Tuesday, December 9, 2008

If I had a rich man II

I am not sure what excites me more: the rich-man-beautiful-young-woman phenomenon, or saying "you are not a meat" with a fake Eastern European accent. Thankfully, this post will allow me to do both - to sit with one ass on two chairs, as they say in Magnitogorsk.

First, please read this stunningly funny piece from Vanity Fair. Uncertain how to qualify it, I decided to call it hyperbole. Period. Be sure to use the proper accent: it's just not the same if you read the tale of Svetlana Egorova in your pretentiously proper waspy tone (grrr, pronouncing all the t's!). TRY! And if you fail miserably at immitating Georgy Petrov, call jumco and ask him to read the article over the phone to you - the man is a closet ruski.
She is buying so much of the Valentino and Prada for that every day is a fashion show in her dressing suite for the stylists to show her what is coming in new. She is exhausting but she is always thinking how must it be for women who are not sample sizes and have to tailor?
Moving on.

In the wilderness of the interweb tubes I came across the following list of the Top 10 Trophy Wives (and one husband): "...not all trophy wives are empty vessels or with much older men. They are, however, the better-looking half. [...] note that we excluded athletes' trophy wives because there are just way too many to choose from." I think I should call this fantasy, for however hard I might try, I am never making it onto any Trophy Wives list. Not that I don't want to, but my legs and my temper are too short, and there are waaaaay too few millionaires in my surroundings. Which is truly sad, because I really could use a bottomless pocket. And if the depth of the pocket is directly proportional to the length of legs, then I should at least be getting something... I'll just assume that all the bankers are slightly preoccupied with a financial crisis of some kind, and have to postpone proposing to me.

Moving on.

It seems to be time to face the harsh reality. Ready for the headliner? This is the one! It's coming, and don't tell me I didn't warn you!

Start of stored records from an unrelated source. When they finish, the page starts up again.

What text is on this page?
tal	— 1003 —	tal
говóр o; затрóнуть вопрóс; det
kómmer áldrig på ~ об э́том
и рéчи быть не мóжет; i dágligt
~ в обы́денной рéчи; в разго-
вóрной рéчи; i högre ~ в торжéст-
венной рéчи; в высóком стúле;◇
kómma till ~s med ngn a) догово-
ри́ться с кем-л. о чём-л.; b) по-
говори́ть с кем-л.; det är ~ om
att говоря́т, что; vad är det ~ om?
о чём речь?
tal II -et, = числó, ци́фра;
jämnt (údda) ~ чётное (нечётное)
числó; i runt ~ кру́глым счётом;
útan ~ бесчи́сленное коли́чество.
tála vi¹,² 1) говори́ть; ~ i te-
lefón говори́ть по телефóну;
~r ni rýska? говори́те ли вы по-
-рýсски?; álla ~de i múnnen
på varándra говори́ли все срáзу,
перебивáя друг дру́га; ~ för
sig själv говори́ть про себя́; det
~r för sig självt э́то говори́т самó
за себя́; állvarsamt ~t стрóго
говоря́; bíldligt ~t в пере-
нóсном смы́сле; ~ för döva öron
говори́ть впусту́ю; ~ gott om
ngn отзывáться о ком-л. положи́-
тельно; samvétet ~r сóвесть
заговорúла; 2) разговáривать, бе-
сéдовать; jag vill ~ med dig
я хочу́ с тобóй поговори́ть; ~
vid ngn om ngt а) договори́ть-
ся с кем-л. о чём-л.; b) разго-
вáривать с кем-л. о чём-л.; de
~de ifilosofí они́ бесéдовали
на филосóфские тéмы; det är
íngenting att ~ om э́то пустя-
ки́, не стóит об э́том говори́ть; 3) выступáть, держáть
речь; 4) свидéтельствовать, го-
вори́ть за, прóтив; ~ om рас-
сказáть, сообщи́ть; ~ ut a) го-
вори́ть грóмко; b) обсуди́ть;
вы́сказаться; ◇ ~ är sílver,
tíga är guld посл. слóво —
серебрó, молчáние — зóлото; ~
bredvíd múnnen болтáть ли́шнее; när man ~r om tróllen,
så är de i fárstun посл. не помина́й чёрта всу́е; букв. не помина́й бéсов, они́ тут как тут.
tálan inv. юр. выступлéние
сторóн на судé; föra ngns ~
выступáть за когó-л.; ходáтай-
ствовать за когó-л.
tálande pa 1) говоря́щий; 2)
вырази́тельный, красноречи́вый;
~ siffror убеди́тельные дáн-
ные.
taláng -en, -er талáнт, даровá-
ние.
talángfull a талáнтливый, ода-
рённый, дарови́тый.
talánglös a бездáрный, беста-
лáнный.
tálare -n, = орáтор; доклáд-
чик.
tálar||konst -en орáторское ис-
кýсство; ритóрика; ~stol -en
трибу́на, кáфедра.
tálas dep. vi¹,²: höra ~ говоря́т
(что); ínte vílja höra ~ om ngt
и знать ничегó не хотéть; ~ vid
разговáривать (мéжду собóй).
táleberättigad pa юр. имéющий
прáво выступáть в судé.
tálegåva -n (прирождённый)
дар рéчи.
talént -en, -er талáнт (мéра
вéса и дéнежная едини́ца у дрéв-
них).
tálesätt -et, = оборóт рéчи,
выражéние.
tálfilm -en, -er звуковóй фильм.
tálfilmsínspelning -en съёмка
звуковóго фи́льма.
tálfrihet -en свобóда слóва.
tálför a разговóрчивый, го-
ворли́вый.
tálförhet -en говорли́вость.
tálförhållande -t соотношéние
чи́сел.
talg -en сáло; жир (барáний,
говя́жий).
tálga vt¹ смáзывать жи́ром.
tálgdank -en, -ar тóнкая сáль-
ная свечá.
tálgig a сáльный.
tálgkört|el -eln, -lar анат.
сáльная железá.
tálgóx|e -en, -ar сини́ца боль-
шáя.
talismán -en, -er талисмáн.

As previously established, not all gorgeous girls (read: self) end up with spending accounts and rich husbands. Some of them get crappy paying office jobs, blog, and live out their days in boring mediocrity. Others, however, reach for the stars and actually make something of themselves. Read on and be inspired, my friends. Dare to live and be useful! Start your own party! End discrimination! Make a difference! Make a movie! Make love! Especially if it's well paid. For further instructions, below please find an interview from the summer issue of Russia! - an NYC-based English language magazine that happens to 1) make fun of Motherland, 2) be edited by my newly-devirtualized friend Michael Idov (find him on Amazon and NYMag). This interview lifts up a corner of the curtain* and gives the reader a glipse into the mysterious and misunderstood real Russian soul. And even though "[s]he’s a strong and independent woman", to quote the heroine, "without a man, she probably isn’t too happy." I beg you to read to the end.
R!: Why do you think American men have such a thing for Russian women?

LB: Oh, we’ll be here all day if you want me to explain that one, but really there is that idea that the most beautiful women in the world are in Russia. But it’s more than that. Russian women know how to feel their men. We know what our men want and what they need at each moment. We’re more attuned to our men.
I think now I can begin writing my dissertation in women hating. As soon as I find someone to sponsor me and my closet for the decade it will take me to finish my masterpiece.

Thank you for listening. Over and out.